Chief Policy Advisor Carl Castillo said in a prior interview with the Camera that the Council also will decide whether it supports the city in an appeal of the district court’s March 12 ruling on Boulder’s assault weapons ban in which Judge Andrew Hartman determined that state statute preempts local governments from restricting gun sales and possession.
In Mayor Pro Tem Junie Joseph’s mind, it’s going to take leadership from the state and federal legislature to make real progress. While Boulder has a platform, given what happened on March 22, Joseph said change cannot fall on the city alone.
“I welcome the opportunity to show the world that, as a community, we care about this. We are going to strive to put this ban back on the books,” Joseph said. “The rest of the country needs to do its work. We can’t do it alone.”
Had it remained enforceable, Boulder’s assault weapons ban, for example, likely wouldn’t have prevented the King Soopers shooting because the gunman lived elsewhere and purchased the gun in another jurisdiction.

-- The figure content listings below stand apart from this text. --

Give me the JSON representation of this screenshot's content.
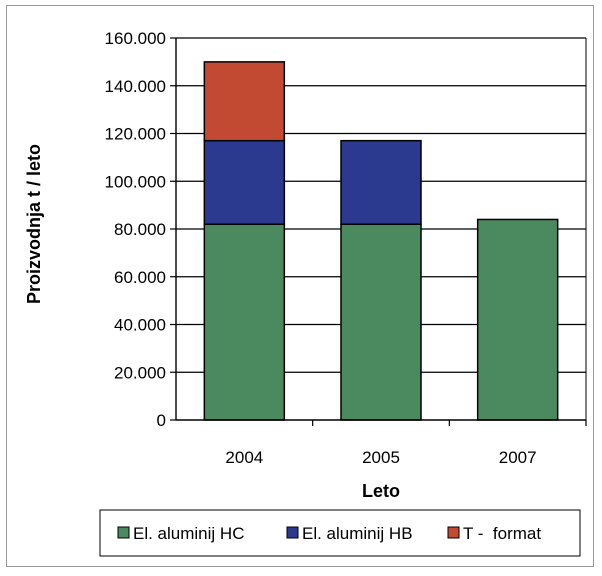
{
  "chart_data": {
    "type": "bar",
    "stacked": true,
    "categories": [
      "2004",
      "2005",
      "2007"
    ],
    "series": [
      {
        "name": "El. aluminij HC",
        "values": [
          82000,
          82000,
          84000
        ],
        "color": "#4a8a5e"
      },
      {
        "name": "El. aluminij HB",
        "values": [
          35000,
          35000,
          0
        ],
        "color": "#2b3a8f"
      },
      {
        "name": "T -  format",
        "values": [
          33000,
          0,
          0
        ],
        "color": "#c24a32"
      }
    ],
    "title": "",
    "xlabel": "Leto",
    "ylabel": "Proizvodnja t / leto",
    "ylim": [
      0,
      160000
    ],
    "yticks": [
      0,
      20000,
      40000,
      60000,
      80000,
      100000,
      120000,
      140000,
      160000
    ],
    "ytick_labels": [
      "0",
      "20.000",
      "40.000",
      "60.000",
      "80.000",
      "100.000",
      "120.000",
      "140.000",
      "160.000"
    ],
    "grid": true,
    "legend_position": "bottom"
  }
}
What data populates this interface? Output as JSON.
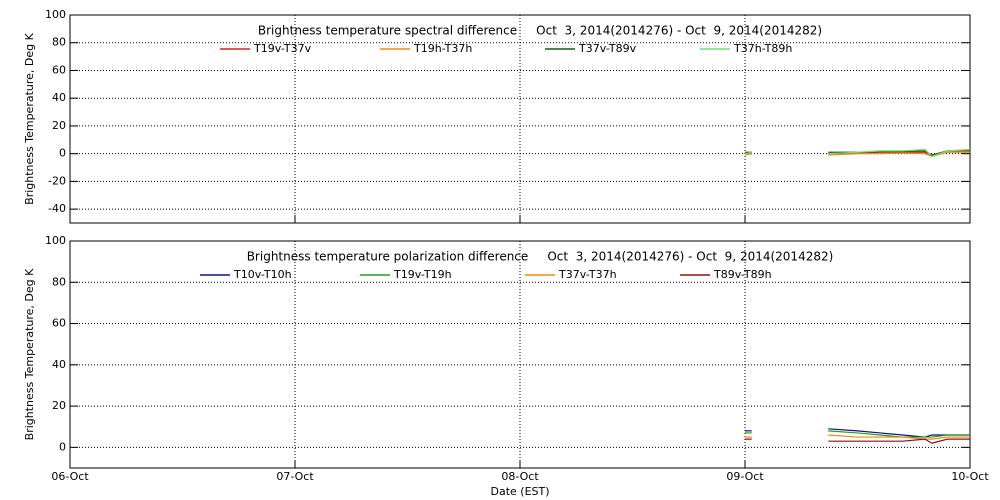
{
  "chart_data": [
    {
      "type": "line",
      "title": "Brightness temperature spectral difference     Oct  3, 2014(2014276) - Oct  9, 2014(2014282)",
      "y_label": "Brightness Temperature, Deg K",
      "x": [
        9.0,
        9.03,
        9.2,
        9.37,
        9.5,
        9.6,
        9.7,
        9.8,
        9.83,
        9.9,
        10.0
      ],
      "series": [
        {
          "name": "T19v-T37v",
          "color": "#d62020",
          "values": [
            0,
            1,
            null,
            0,
            0.5,
            1,
            1,
            1,
            -1,
            2,
            2
          ]
        },
        {
          "name": "T19h-T37h",
          "color": "#f08a10",
          "values": [
            -1,
            0,
            null,
            -1,
            0,
            0,
            0.5,
            0,
            -2,
            1,
            1
          ]
        },
        {
          "name": "T37v-T89v",
          "color": "#106010",
          "values": [
            1,
            1,
            null,
            1,
            1,
            1.5,
            1.5,
            2,
            -1,
            2,
            2.5
          ]
        },
        {
          "name": "T37h-T89h",
          "color": "#70e070",
          "values": [
            0,
            1,
            null,
            0,
            1,
            2,
            2,
            3,
            -2,
            2,
            3
          ]
        }
      ],
      "xlim": [
        6,
        10
      ],
      "xticks": [
        6,
        7,
        8,
        9,
        10
      ],
      "ylim": [
        -50,
        100
      ],
      "yticks": [
        -40,
        -20,
        0,
        20,
        40,
        60,
        80,
        100
      ],
      "grid": true
    },
    {
      "type": "line",
      "title": "Brightness temperature polarization difference     Oct  3, 2014(2014276) - Oct  9, 2014(2014282)",
      "y_label": "Brightness Temperature, Deg K",
      "x_label": "Date (EST)",
      "x": [
        9.0,
        9.03,
        9.2,
        9.37,
        9.5,
        9.6,
        9.7,
        9.8,
        9.83,
        9.9,
        10.0
      ],
      "series": [
        {
          "name": "T10v-T10h",
          "color": "#101080",
          "values": [
            8,
            8,
            null,
            9,
            8,
            7,
            6,
            5,
            6,
            6,
            6
          ]
        },
        {
          "name": "T19v-T19h",
          "color": "#20a020",
          "values": [
            7,
            7,
            null,
            8,
            7,
            6,
            5,
            5,
            5,
            6,
            6
          ]
        },
        {
          "name": "T37v-T37h",
          "color": "#f08a10",
          "values": [
            5,
            5,
            null,
            6,
            5,
            5,
            5,
            4,
            4,
            5,
            5
          ]
        },
        {
          "name": "T89v-T89h",
          "color": "#901010",
          "values": [
            4,
            4,
            null,
            3,
            3,
            3,
            3,
            4,
            2,
            4,
            4
          ]
        }
      ],
      "xlim": [
        6,
        10
      ],
      "xticks": [
        {
          "value": 6,
          "label": "06-Oct"
        },
        {
          "value": 7,
          "label": "07-Oct"
        },
        {
          "value": 8,
          "label": "08-Oct"
        },
        {
          "value": 9,
          "label": "09-Oct"
        },
        {
          "value": 10,
          "label": "10-Oct"
        }
      ],
      "ylim": [
        -10,
        100
      ],
      "yticks": [
        0,
        20,
        40,
        60,
        80,
        100
      ],
      "grid": true
    }
  ]
}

For this reason, Joseph is hoping for uniform gun laws. The resolution the Council will vote on is a good start, she said.
“It shows as a community what our values are,” Joseph said. “(But) our values have to also meet our actions.”
At 35, she is another one of the youngest Boulder City Council members, but her path to leadership has been a bit different. Joseph was born in Haiti and moved to the United States as a teenager. She’s traveled all over the world for school and to do human rights work. The King Soopers shooting took her back to her time working in countries facing human rights crises.
From Swetlik’s perspective, change might require new leaders cycling into positions of power.
“This generation is going to be more bold in making the structural changes to our government that are required to actually make it more equitable,” Swetlik said. “Until the incentives change to where it is more important to make good policy than to get reelected, you’re going to keep getting bad policy.”
If you watch
What: Boulder City Council meeting
When: 6 p.m. Tuesday
Where: Council and city staff members will participate from remote locations. Residents can watch the meeting on Boulder’s YouTube channel or on Channel 8.